• Now I guess it is time I reveal the tale of what some people would refer to as "the golden years", also called "the glory days".

    Its only been 4 years since I've graduated. Most of my class either skipped college for the workforce, working to get their GEDs or even are graduating this summer from university.

    But, highschool for me, it wasn't easy socially. At the same time, I was still doing great. As being one of the misfits from the one and all group where everyone was friendly but we were all different, I'd say it was better than popularity. We were like a family. The guitarists, band geeks, models, shy kids, theatre troop, artists, and more. To be honest, it was the greatest and most unappreciated group of all time because there was always networking. One flaw to clicks, they don't have the right social networking. When you are in this group, you can face the real world hands down, which was one advantage I was granted unlike those poor popular kids at community college. They had it so hard compared to me. They were awkward there, but it was funny.

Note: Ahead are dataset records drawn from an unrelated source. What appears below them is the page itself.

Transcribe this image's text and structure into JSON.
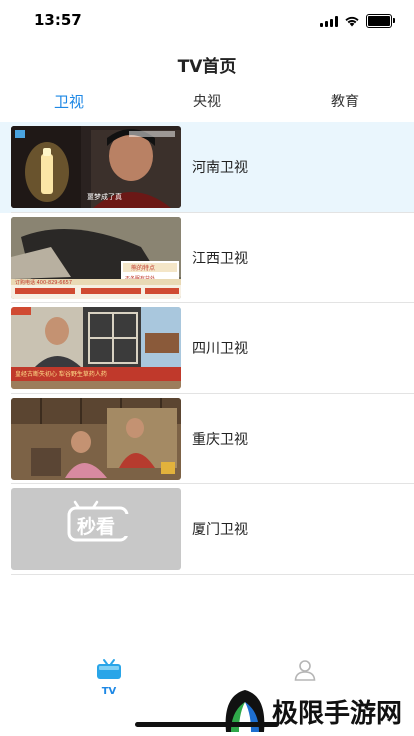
{
  "status_bar": {
    "time": "13:57"
  },
  "nav": {
    "title": "TV首页"
  },
  "tabs": [
    {
      "label": "卫视",
      "active": true
    },
    {
      "label": "央视",
      "active": false
    },
    {
      "label": "教育",
      "active": false
    }
  ],
  "channels": [
    {
      "name": "河南卫视",
      "thumb_icon": "drama-scene-thumbnail",
      "selected": true
    },
    {
      "name": "江西卫视",
      "thumb_icon": "animal-scene-thumbnail",
      "selected": false
    },
    {
      "name": "四川卫视",
      "thumb_icon": "interview-scene-thumbnail",
      "selected": false
    },
    {
      "name": "重庆卫视",
      "thumb_icon": "drama-interior-thumbnail",
      "selected": false
    },
    {
      "name": "厦门卫视",
      "thumb_icon": "placeholder-logo-thumbnail",
      "selected": false
    }
  ],
  "thumb_texts": {
    "ch1_subtitle": "噩梦成了真",
    "ch2_ad_title": "熊的特点",
    "ch2_ad_sub": "不冬眠有益处",
    "ch2_hotline": "订购电话 400-829-6657",
    "ch3_caption": "皇经古断失初心 犁谷野生草药人药",
    "placeholder_logo": "秒看"
  },
  "tabbar": {
    "items": [
      {
        "label": "TV",
        "icon": "tv-icon",
        "active": true
      },
      {
        "label": "",
        "icon": "user-icon",
        "active": false
      }
    ]
  },
  "watermark": {
    "text": "极限手游网"
  },
  "colors": {
    "accent": "#1e88e5",
    "selected_row": "#eaf6fd"
  }
}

    You also had the wonderful highschool drama. Besides that stereotypical overdone hashcrap wannabe weeaboo popular kid junk that's just appauling, I will save your poor ears and my lips because you know that dramatized junk already. We all go through it. But, there was also other betrayals. Between you and people you thought were your friends. The last time you really get to be with those "friends" you have, really may be the last time you stand as a class and with your friends as a whole. I tell you, in the 4 years I've been out of highschool, after the first year is when I began to lose friends. From a couple the second year, to 6-9 in the third, and in the 4th year now I have a strong feeling I'm going to lose a good 2-3 at least.

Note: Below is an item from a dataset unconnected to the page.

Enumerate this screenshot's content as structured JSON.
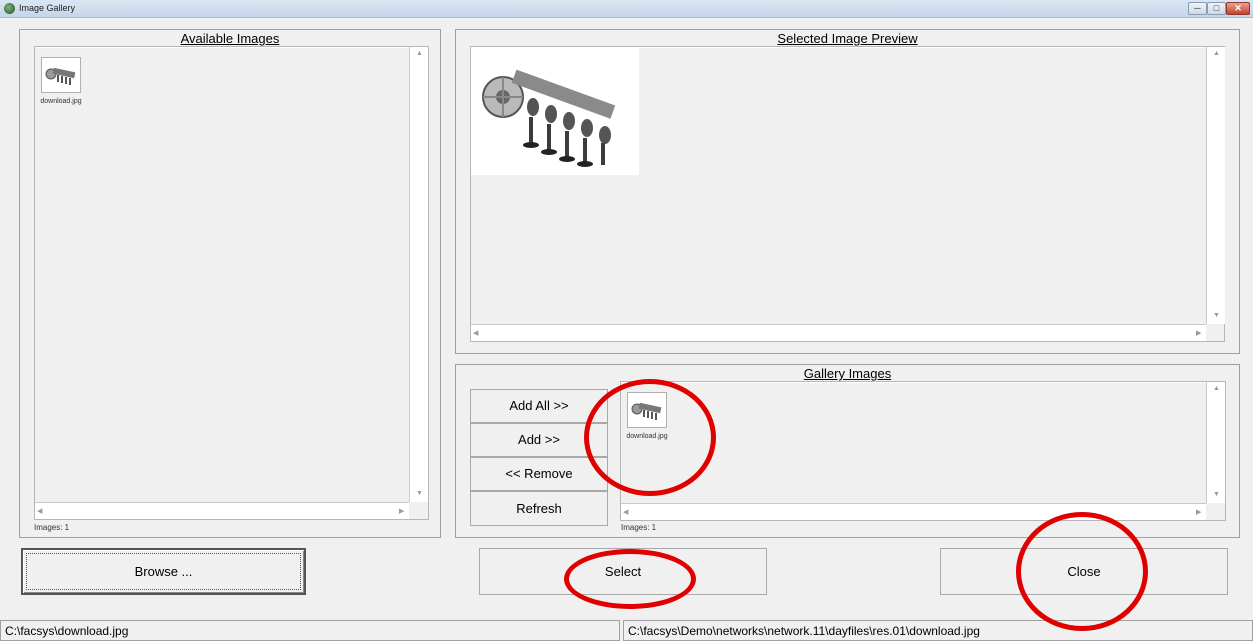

    You wonder, why? How do I cope? This is where networking applies. And, that self discovery. Those friends made you who you are today. They don't have to be there anymore because their story in your life ends. You learn to go with the flow of busy lives. Whether its your career or starting your family, life does go on. Eventually, losing people isn't so painful when you come to accept it on a positive level. For me, I learned my acquaintances I met in highschool are the most trustworthy friends I have, while the closest friends I had in highschool ended up betraying me or changed their personalities to cold ones or bad influences. Its funny what we go through actually does make us stronger. I went from shy awkward girl to a girl with self confidence, self respect, and kind. I still have flaws, but they can be fixed in time and they make me unique.

    They really never teach you how to prepare for the real world and college life. But, I think it adds to the personal experience for life. Don't overdramatize those "good old days", but don't take them lightly either. There are better times ahead. You will know when you come across them.